Speculation abounds that the world's largest semiconductor equipment maker will trim costs by imposing layoffs affecting anywhere from about 2,000 to as many as 3,000 employees. Some sources said the rumored downsizing could come as soon as Monday, while others said late August is more likely.

"We've heard that rumor from several sources that the company will have a layoff in the next month," Hodess said.

Company executives told analysts this week that they are planning to reduce costs, though layoffs were never mentioned.

"They said they were setting certain measures to reduce costs. Clearly that's one of their options," said Min Pang, managing director at investment bank SG Cowan. "Generally speaking, one of the most obvious ways to cut costs is reductions in force. If they did cut back, I would imagine it would be fairly substantial."

"It is widely expected that they will have a layoff and they aren't likely to be the only one," added Sue Billat, an analyst at BancAmerica Robertson Stephens. "If you look at the numbers, that's what makes sense."

Meanwhile, power delivery systems manufacturer Advanced Energy Industries announced today that it will lay off 128 workers. Applied Materials is Advanced Energy's largest customer, Billat said.

But the company remains tight-lipped about what its future holds.

"We haven't announced any such plans," said spokesman Jeff Lettes. He declined to comment further on the layoff speculation.

In May the company announced plans to cut its workforce from more than 15,000 to 14,000 as part of a voluntary buyout package.

Since then, Applied Materials has attempted to reduce costs by resorting to occasional mandatory shutdowns for one-week increments. The next scheduled closure is planned for next week, heightening speculation about more severe cutbacks.

Applied Materials is hardly alone in its troubles.
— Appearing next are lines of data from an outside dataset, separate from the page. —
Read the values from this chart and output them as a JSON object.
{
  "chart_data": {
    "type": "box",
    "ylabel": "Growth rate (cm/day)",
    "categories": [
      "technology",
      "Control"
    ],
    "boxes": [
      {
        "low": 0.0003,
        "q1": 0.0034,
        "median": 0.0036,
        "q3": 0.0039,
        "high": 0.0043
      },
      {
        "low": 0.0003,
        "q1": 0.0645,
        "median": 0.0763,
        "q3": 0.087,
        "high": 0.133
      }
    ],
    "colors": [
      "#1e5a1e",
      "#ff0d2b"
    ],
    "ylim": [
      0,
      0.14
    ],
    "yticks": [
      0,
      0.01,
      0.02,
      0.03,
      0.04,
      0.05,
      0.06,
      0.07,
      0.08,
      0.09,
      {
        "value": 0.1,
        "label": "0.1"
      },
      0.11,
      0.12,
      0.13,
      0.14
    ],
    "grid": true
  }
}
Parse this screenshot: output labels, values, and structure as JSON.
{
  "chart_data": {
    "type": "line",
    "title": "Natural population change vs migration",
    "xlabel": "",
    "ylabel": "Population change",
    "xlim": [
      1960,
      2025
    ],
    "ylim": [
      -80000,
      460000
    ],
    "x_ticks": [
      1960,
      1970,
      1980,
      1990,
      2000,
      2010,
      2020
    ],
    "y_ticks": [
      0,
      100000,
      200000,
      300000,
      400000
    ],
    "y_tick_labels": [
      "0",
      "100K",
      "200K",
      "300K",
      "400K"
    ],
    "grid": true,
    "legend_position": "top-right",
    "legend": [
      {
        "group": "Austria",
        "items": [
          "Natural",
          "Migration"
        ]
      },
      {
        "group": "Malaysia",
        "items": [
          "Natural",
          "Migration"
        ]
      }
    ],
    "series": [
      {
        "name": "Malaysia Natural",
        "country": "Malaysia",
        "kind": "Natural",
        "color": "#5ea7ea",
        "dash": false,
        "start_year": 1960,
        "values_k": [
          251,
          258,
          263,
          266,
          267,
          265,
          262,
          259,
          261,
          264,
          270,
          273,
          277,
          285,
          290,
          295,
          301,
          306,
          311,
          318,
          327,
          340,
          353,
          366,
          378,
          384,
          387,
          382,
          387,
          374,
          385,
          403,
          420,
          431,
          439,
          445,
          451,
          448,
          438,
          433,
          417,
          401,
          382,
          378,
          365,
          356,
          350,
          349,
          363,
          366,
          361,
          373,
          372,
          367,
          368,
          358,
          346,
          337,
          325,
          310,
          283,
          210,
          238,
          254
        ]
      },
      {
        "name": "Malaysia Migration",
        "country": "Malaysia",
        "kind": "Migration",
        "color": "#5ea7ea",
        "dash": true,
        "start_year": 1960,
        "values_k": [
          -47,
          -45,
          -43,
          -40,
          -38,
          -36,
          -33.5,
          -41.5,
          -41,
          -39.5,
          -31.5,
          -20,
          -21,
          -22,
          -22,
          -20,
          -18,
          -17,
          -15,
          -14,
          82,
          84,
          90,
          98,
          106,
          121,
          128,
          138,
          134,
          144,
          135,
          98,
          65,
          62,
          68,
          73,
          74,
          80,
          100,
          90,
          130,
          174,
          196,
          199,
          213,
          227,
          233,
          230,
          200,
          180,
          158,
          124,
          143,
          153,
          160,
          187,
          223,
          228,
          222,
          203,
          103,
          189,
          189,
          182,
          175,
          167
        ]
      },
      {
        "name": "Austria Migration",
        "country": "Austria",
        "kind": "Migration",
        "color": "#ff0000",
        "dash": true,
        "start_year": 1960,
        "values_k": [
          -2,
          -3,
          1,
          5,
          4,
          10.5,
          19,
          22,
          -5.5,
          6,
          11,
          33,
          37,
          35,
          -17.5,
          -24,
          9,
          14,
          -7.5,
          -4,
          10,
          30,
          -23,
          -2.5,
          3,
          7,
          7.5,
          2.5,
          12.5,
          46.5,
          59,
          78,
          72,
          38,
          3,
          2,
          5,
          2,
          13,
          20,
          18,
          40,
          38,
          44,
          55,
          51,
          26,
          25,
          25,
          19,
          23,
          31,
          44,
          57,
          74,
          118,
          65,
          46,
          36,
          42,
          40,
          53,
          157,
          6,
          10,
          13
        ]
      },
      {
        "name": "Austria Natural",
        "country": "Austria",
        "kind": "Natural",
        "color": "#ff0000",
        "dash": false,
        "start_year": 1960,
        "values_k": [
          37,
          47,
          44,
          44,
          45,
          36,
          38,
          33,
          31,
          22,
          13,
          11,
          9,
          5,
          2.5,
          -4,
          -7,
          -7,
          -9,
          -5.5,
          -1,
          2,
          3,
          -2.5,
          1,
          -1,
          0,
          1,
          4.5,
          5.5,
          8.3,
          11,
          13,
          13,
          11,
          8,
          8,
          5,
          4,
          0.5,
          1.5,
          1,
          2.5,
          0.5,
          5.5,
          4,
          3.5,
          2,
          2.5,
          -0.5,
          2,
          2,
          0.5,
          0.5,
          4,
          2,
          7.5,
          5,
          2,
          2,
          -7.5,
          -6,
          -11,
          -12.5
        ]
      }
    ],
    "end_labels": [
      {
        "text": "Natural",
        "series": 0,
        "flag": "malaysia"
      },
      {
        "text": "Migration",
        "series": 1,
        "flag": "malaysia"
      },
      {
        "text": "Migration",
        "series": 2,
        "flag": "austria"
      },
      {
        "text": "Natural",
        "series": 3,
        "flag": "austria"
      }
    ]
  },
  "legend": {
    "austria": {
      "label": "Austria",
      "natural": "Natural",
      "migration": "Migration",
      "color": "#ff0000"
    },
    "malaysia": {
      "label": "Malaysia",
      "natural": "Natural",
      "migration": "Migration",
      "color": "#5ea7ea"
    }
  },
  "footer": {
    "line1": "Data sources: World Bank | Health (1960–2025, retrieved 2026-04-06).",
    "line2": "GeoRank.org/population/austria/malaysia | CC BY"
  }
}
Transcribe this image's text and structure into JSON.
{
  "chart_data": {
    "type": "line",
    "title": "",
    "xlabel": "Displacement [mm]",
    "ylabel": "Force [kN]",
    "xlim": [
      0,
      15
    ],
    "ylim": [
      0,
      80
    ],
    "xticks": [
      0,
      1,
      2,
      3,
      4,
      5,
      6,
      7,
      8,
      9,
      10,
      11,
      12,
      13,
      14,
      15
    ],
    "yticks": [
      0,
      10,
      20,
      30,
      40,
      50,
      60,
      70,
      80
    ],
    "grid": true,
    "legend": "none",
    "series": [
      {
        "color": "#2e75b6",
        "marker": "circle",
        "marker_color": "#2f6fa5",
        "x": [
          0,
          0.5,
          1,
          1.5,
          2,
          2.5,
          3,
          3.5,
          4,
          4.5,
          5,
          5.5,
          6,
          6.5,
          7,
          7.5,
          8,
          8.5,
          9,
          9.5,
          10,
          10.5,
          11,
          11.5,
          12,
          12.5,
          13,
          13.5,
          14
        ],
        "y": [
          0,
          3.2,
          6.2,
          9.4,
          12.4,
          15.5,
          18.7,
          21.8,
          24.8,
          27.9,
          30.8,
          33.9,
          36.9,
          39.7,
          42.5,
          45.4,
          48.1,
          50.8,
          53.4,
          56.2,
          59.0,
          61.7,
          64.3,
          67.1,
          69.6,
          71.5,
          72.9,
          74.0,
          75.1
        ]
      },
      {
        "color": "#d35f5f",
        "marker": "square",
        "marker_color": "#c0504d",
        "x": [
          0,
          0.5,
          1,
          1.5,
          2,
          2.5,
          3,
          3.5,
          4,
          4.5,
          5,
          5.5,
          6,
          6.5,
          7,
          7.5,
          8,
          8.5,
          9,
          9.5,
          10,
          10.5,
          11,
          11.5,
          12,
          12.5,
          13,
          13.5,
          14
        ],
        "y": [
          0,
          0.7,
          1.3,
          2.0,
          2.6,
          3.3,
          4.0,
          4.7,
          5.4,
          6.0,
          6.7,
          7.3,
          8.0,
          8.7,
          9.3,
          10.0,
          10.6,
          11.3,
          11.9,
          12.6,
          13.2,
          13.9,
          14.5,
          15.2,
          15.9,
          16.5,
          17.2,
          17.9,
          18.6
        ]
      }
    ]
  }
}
Chipmakers such as Intel and National Semiconductor also have imposed layoffs this year, as have many of their peers in the semiconductor industry. (Intel is an investor in CNET: The Computer Network, which publishes

For the most part, analysts seem to think layoffs are a prudent measure.

"I think it's absolutely necessary because the industry will be down about 30 percent this year and at best flat next year," Hodess said. "It would be a dereliction of responsibility not to cut back."

Others industry-watchers agreed.

"It's inevitable, given the reduced order rate, which is a harbinger of [Applied Material's] revenues," said Byron Walker, an analyst with BT Alex Brown. "You've got to size your business accordingly. All the equipment guys have cut back about 15 percent across the board, so it's everybody."

Although layoffs would save Applied some money during the fourth quarter, the company must be careful not to cut too deep if it does decide to lay off workers, Walker warned.

"They need to very carefully figure out how to restructure. You don't want to hand down an edict that one in five people in every department will be let go," he said. "There are some areas that you don't want to touch and some areas you will want to eliminate completely--where there are redundancies."

Walker argued that the sooner Applied cuts back, the better.

"They don't want to do this in September or October," he said. "The sooner you get it done, the more savings you have."